On n’y croyait plus trop à ce Tif et Tondu signé Blutch. Des années que l’on en parlait dans les salons à la mode, les toilettes des bars louches et les champs de course de province. Quelle drôle d’idée que de reprendre des personnages aussi mythiques – mais pas vraiment tendances – de la part d’un des auteurs les plus pointus de la BD moderne.
Tif et Tondu en dédicaces
En même temps, Blutch a toujours joué avec les personnages de bande dessinée, les détournant ou les déformant dans une recherche finalement très contemporaine. Et la BD mérite mieux que des artistes multicartes de passage avant une éventuelle gloire littéraire ou cinématographique. La BD, ce sont des personnages et des univers bizarres ou poétiques issus d’un graphisme figuratif et toujours à la bourre que l’on ne peut pas imiter ou dépasser. Blutch assume crânement cet héritage et on ne peut que saluer cette ambition.
Bref, en attendant l’album, Dupuis fait un prélancement sous forme de cahiers à collectionner – une pratique commerciale que nous appelons dans notre jargon professionnel « la tonte des pigeons ».
Ce cahier grand format (32 cm x 24 cm) se compose d’une jaquette à la jolie couverture intrigante au recto rempli de grabouillis tout aussi excitants qu’illisibles, 21 pages de BD noir et blanc et la première partie d’un roman signé Tif & Tondu.
On évite le choc
C’est que nos deux héros ont un vrai métier bien de chez nous : ils écrivent des romans aventureux où ils se mettent en scène. Une sorte de littérature autobiographique plus mouvementée que les sorties littéraires de la rentrée. Et qu’ils sont à la poursuite de trafiquants de peintures volées. Et que Kiki, la belle blonde aux jambes interminables et à la bouche pulpeuse se fait enlever.

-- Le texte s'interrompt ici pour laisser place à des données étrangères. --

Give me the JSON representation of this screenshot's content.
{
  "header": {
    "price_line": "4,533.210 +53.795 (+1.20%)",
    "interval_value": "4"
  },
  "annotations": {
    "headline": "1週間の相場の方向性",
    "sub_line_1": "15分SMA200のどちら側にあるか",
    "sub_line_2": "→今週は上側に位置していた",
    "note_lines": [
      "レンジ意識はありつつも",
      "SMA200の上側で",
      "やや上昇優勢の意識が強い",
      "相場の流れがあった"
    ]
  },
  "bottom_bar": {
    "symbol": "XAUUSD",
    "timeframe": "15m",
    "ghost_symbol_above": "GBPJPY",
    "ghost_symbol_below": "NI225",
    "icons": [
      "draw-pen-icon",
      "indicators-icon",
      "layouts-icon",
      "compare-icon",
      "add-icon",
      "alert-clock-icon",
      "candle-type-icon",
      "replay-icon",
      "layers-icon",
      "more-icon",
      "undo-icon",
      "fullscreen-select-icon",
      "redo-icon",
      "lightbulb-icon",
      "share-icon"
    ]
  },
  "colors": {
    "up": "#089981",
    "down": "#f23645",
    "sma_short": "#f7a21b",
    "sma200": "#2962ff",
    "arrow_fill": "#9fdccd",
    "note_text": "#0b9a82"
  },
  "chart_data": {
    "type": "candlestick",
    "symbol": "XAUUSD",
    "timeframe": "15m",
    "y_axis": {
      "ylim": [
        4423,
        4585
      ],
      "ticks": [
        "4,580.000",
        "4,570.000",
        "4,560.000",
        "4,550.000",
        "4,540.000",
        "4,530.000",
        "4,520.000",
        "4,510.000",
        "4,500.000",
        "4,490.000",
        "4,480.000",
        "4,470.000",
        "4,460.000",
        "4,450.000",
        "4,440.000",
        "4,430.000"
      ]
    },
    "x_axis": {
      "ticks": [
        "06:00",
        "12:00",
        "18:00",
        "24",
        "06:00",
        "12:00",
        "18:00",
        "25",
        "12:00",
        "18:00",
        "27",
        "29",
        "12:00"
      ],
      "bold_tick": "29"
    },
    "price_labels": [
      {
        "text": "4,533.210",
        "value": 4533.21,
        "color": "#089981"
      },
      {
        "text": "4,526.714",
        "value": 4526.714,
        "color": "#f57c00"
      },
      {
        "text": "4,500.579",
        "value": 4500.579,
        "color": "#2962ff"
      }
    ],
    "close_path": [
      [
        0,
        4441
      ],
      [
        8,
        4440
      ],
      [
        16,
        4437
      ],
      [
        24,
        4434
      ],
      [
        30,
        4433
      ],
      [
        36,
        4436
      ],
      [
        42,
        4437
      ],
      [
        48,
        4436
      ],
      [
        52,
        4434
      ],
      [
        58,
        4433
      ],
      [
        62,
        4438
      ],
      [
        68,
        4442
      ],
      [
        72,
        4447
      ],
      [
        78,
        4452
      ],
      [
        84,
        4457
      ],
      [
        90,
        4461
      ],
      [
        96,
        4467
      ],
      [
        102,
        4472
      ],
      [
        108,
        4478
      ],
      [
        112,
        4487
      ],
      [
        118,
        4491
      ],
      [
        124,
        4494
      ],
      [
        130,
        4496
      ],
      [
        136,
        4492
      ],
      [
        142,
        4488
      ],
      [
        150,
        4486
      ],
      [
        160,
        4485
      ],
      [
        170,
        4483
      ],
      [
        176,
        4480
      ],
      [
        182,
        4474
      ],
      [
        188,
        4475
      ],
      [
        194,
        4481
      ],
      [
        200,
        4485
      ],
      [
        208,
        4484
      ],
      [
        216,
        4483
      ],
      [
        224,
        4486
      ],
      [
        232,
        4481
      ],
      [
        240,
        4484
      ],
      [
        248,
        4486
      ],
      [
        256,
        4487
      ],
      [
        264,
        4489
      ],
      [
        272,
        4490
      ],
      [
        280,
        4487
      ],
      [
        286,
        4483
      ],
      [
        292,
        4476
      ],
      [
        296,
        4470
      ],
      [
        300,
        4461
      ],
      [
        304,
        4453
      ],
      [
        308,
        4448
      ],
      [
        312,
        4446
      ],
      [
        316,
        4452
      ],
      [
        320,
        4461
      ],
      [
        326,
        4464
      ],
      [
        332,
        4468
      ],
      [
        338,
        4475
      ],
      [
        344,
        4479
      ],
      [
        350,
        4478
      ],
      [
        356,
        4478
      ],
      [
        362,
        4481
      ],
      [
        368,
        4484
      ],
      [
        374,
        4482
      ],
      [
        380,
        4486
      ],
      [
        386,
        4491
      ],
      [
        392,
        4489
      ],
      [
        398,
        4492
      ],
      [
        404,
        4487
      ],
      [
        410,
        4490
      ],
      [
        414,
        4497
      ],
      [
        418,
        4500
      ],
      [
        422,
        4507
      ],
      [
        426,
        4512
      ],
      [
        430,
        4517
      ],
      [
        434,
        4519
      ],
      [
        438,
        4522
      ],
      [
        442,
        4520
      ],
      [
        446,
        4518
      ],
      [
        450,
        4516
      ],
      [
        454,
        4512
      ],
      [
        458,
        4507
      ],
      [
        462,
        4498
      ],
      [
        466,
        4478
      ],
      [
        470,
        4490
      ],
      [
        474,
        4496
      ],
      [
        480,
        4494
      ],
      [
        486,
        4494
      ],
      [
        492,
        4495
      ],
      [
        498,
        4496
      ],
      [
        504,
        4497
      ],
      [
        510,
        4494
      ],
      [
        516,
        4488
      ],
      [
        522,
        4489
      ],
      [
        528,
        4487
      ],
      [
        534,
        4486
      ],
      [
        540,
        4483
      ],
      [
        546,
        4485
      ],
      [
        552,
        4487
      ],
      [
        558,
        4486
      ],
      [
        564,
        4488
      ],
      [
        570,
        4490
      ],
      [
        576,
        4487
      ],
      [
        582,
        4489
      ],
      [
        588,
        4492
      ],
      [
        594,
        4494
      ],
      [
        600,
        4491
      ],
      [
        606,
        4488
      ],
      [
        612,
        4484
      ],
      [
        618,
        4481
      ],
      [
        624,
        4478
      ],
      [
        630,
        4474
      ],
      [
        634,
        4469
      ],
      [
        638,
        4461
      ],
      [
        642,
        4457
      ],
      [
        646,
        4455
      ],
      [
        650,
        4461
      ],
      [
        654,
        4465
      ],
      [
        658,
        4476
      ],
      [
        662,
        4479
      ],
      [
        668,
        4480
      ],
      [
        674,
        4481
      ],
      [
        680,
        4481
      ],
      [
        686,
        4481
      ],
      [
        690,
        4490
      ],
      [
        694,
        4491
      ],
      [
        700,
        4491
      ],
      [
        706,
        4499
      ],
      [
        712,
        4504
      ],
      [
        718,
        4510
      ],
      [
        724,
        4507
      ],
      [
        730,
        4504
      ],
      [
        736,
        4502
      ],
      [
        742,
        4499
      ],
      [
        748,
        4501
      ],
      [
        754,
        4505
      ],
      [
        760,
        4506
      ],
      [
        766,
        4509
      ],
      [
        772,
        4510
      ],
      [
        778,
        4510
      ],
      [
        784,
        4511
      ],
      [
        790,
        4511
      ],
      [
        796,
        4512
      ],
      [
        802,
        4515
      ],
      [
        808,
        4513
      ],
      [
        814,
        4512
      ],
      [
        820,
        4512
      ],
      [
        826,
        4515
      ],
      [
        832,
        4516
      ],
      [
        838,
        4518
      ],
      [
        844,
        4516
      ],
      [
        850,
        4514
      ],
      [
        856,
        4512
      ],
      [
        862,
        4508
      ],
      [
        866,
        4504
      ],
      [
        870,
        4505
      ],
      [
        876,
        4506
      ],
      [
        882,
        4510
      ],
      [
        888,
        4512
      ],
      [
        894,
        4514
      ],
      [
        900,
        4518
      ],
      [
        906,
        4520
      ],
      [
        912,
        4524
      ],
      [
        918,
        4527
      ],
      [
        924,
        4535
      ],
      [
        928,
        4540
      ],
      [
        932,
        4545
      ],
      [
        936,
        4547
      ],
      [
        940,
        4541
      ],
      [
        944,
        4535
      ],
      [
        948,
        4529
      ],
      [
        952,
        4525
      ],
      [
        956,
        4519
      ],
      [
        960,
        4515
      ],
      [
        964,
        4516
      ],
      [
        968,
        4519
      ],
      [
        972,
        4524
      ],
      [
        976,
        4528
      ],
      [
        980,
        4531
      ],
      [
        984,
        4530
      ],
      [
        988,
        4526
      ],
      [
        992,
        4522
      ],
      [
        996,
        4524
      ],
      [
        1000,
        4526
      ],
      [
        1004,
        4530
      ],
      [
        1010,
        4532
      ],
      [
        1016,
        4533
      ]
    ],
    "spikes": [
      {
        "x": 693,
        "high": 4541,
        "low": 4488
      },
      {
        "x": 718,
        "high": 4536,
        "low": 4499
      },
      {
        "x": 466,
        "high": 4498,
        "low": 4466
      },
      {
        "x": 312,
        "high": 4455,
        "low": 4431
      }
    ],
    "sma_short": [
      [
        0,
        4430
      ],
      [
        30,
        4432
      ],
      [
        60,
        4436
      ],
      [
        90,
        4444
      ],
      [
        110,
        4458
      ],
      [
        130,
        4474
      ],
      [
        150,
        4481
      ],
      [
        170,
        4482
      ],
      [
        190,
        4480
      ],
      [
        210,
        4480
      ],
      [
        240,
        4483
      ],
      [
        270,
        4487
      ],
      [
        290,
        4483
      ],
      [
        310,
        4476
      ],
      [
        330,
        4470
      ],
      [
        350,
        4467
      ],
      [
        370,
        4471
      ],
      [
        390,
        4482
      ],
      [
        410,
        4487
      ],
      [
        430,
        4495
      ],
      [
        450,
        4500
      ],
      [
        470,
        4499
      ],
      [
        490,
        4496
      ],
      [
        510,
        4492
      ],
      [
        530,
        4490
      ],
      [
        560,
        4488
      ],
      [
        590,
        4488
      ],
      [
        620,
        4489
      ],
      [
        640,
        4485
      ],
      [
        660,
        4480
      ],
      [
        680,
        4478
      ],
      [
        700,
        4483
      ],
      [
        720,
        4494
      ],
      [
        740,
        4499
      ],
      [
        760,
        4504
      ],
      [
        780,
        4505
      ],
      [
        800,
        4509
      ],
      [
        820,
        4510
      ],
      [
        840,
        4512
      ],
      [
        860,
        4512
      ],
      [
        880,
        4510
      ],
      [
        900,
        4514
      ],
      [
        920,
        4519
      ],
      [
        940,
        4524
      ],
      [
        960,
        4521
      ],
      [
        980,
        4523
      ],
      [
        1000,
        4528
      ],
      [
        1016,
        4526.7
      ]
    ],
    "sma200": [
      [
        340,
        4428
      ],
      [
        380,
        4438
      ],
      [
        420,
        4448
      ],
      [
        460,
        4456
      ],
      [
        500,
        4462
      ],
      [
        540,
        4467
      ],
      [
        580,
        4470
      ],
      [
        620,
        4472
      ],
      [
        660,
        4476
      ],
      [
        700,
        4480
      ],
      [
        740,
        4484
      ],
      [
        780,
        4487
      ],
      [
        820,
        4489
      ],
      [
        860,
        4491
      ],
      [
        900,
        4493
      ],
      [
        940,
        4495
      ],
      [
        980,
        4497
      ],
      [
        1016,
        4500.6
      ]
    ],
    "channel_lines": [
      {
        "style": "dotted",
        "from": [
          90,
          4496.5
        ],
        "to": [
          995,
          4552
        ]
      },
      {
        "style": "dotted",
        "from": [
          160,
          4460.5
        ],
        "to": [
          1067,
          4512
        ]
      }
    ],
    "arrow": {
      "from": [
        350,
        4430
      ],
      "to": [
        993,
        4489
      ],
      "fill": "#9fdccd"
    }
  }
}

Alors, est-ce que ça mérite le détour ? Déjà, ce n’est pas du pur Blutch, qui n’est pas trop réputé pour ses scénarios trépidants tirés au cordeau et qui a passé la main (blanche) à son frère Robber. Une histoire qui a un peu de mal à démarrer – mon résumé vous dit déjà tout. Le plaisir, réel, vient de la multitude de personnages secondaires parfaitement croqués et réjouissants (éditrice, libraire, lecteur…) De plus, les frangins réussissent à incarner Tif et Tondu, deux personnages qui m’ont toujours laissés perplexe, en accentuant leur différence de caractère (Tif hâbleur et Tondu ronchon et inquiet).
Qualité Dupuis
Au final, j’achèterai sans sourciller le cahier n°2. C’est un poil cher pour le curieux mais l’amateur bénéficie de suppléments fort sympathique et Blutch dessine ça très sérieusement. Son approche du décor (très rétro) est à l’opposé de celle de Will et mériterait une étude approfondie.
Et il y a un certain charme à voir Tif et Tondu, ces espèces de faux jumeaux, repris par deux vrais frangins.
Vous pouvez retrouver des photos des originaux sur le blog Dupuis http://blog.dupuis.com/exclu/sur-la-table-a-dessin-de-blutch-un-retour-inattendu/.
Et une ”masterclass”sur France Culture vendredi prochain…
Ah, je tâcherai d’y jeter une oreille.
Blutch en interview pour la postérité : https://www.franceculture.fr/emissions/les-masterclasses/blutch
Ah, ah, j’ai toujours les chocottes d’aller écouter ce genre de choses, peur d’être frustré ou déçu.
Blutch a toujours des choses à dire dans ses interviews il me semble, même s’il a une tendance un peu modianesques aux digressions. Pour info Sfar et Mézières (l’année dernière celui-ci) ont aussi été interviewés dans cette série des masterclasses (très recommandable).